DISTRESS AND PATIENT-CENTRED COMMUNICATION AMONG VETERNS WITH INCIDENTAL (NOT SCREEN-DETECTED) PULMONARY NODULES (Slatore et al, Ann Am Thorac Soc 2015; 12(2):184-92)
This study evaluated 122 veterans with incidentally detected nodules. It examined the association of communication processes with distress & the perceived risk of lung cancer. It found that veterans frequently reported an inadequate exchange of information regarding their nodules. Only 12% felt very informed about their nodule. Almost 50% experienced at least mild distress. Current smoking status & nodule size were associated with increased perceived risk. On average the perceived risk was 39%, while the actual calculated risk was only 10%.
Summary: Patients wanted more information on the causes of nodules, their risk of lung cancer & more discussion about their worries & fears.
PHYSICIAN-PATIENT COMMUNICATION ON COST AND AFFORDABILITY IN ASTHMA CARE: WHO WANTS TO TALK ABOUT IT & WHO IS ACTUALLY DOING IT (Patel et al, Ann Am Thorac Soc 2014; 11(10): 1538-44)

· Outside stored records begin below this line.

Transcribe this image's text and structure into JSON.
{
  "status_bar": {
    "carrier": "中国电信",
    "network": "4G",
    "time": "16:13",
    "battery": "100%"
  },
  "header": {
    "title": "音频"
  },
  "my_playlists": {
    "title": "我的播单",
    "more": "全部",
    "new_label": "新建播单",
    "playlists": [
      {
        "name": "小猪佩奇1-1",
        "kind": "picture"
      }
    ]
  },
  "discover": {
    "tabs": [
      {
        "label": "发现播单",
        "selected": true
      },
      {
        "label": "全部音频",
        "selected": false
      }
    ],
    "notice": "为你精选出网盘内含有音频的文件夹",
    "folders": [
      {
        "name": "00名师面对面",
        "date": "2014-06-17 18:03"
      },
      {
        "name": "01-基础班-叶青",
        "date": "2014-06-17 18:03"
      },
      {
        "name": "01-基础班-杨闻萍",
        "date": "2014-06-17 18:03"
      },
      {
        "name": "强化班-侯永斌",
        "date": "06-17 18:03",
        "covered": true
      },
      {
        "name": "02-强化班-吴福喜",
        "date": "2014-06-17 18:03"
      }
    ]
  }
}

This was a cohort study of 442 African-American women with persistent asthma. It examined which patients wanted to discuss the cost of their asthma care with their physician, how often that communication is occurring & what characteristics were predictive of that communication occurring. 52% of women perceived a financial burden in relation to the cost of their asthma care. Mean out-of-pocket expense for medications was $143 (range $0 – $2840). 72% wanted to discuss cost with their physician but only 39% actually did so. Most often, patients initiated the conversation. Those who actually have had a conversation with their physician were more likely to have worse asthma control & lower asthma-related quality of life.
Summary: Physicians should enquire about affordability with all patients when providing therapeutic asthma recommendations.